The findings demonstrate a strong link between the pre-vaccination fecal microbiota and the subsequent immune response to IAV vaccination in pigs, supporting the hypothesis that gut microbiota influences vaccine efficacy. The positive association of *Prevotella* and *Muribaculaceae* with stronger responses aligns with their known roles in promoting gut health and immune function in other species. Conversely, the negative association of pathogens like *Helicobacter* and *Bacteroides* with weaker responses suggests that dysbiosis might compromise vaccine efficacy. The ability to predict vaccine response based on the pre-vaccination microbiota composition has significant implications for optimizing vaccination strategies and potentially improving herd immunity. The results highlight the importance of maintaining a diverse and healthy gut microbiota in young pigs to enhance vaccine efficacy.

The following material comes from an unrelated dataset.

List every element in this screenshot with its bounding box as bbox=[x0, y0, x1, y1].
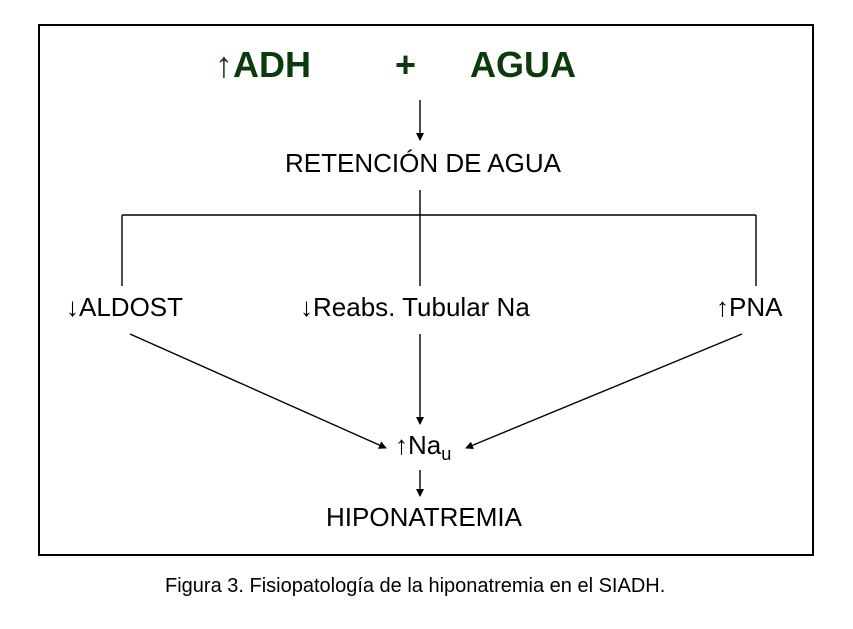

This study establishes a clear link between the composition of the pre-vaccination fecal microbiota and the immune response to IAV vaccination in pigs. Specifically, *Prevotella* and *Muribaculaceae* OTUs were associated with a stronger response, while *Helicobacter* and *Bacteroides* OTUs were linked to weaker responses. A set of 81 OTUs accurately predicted vaccine response across different time points. These findings suggest that interventions aimed at promoting a diverse and balanced gut microbiota in young pigs may enhance vaccine efficacy and contribute to improved herd health. Future research should focus on mechanistic studies to understand how specific bacterial taxa influence the immune response and explore the potential of microbiota-based interventions to improve vaccine outcomes.

The study primarily focused on Large White pigs, limiting the generalizability of findings to other breeds. The observational nature of the study limits the ability to establish causality between microbiota composition and vaccine response. Future studies utilizing fecal microbiota transplantation could provide stronger evidence of causality. The study also relies on 16S rRNA gene sequencing, which may not fully capture the functional diversity of the microbiota. More comprehensive approaches such as metagenomics may provide additional insights.